Yasuhiro Ishimoto’s KATSURA VILLA, an exhibition of color photographs, is held this month.
Returning temporarily to Japan in 1953, he visited Katsura Villa in Kyoto for the first time while on assignment from the the Museum of Modern Art, New York to research Japanese architecture.
Ishimoto found in its architecture the beauty of modernism, and photographed it by eliminating the all elements that appeared ornamental to his Bauhaus sensibilities. He later arranged the photographs to be published as a book entitled “KATSURA: Tradition and Creation in Japanese Architecture” (Yale University and Zoukei-sha, 1960). Edited by Herbert Bayer, with texts by Kenzo Tange and Walter Gropius, the book created a sensation and had much influence over the later history of architecture.

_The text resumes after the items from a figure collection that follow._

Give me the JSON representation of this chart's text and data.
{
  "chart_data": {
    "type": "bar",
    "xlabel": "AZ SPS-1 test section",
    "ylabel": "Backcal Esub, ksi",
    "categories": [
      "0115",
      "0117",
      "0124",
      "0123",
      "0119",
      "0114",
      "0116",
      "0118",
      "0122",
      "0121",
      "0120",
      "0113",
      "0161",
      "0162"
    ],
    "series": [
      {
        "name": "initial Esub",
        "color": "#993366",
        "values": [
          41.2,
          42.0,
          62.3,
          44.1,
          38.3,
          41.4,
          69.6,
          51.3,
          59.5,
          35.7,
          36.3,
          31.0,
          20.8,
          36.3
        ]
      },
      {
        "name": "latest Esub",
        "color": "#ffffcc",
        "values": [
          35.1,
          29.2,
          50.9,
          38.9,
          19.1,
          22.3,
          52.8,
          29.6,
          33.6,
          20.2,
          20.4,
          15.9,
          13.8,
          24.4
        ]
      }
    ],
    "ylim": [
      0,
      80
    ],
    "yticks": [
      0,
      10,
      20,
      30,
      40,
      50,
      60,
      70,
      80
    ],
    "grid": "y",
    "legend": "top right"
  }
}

A six-year project for demolishing and restoring the edifice begun in 1976 nearly a quarter-century after his first visit to the villa. Ishimoto took photographs of Katsura again in 1981 and 1982, about the time the project was coming to completion. On this occasion, he photographed in color, with an extensive use of electronic flash. He concentrated on capturing its atmosphere, construction and color as they were reflected in his mind. These photographs were published by Iwanami-Shoten in the book KATSURA VILLA (1983).
More than 20 images photographed in 1981 and 1982 are on exhibition.
Please note: the images do not appear on this site.
Ishimoto’s most recent works of people on the street corner (2002-03) are also shown.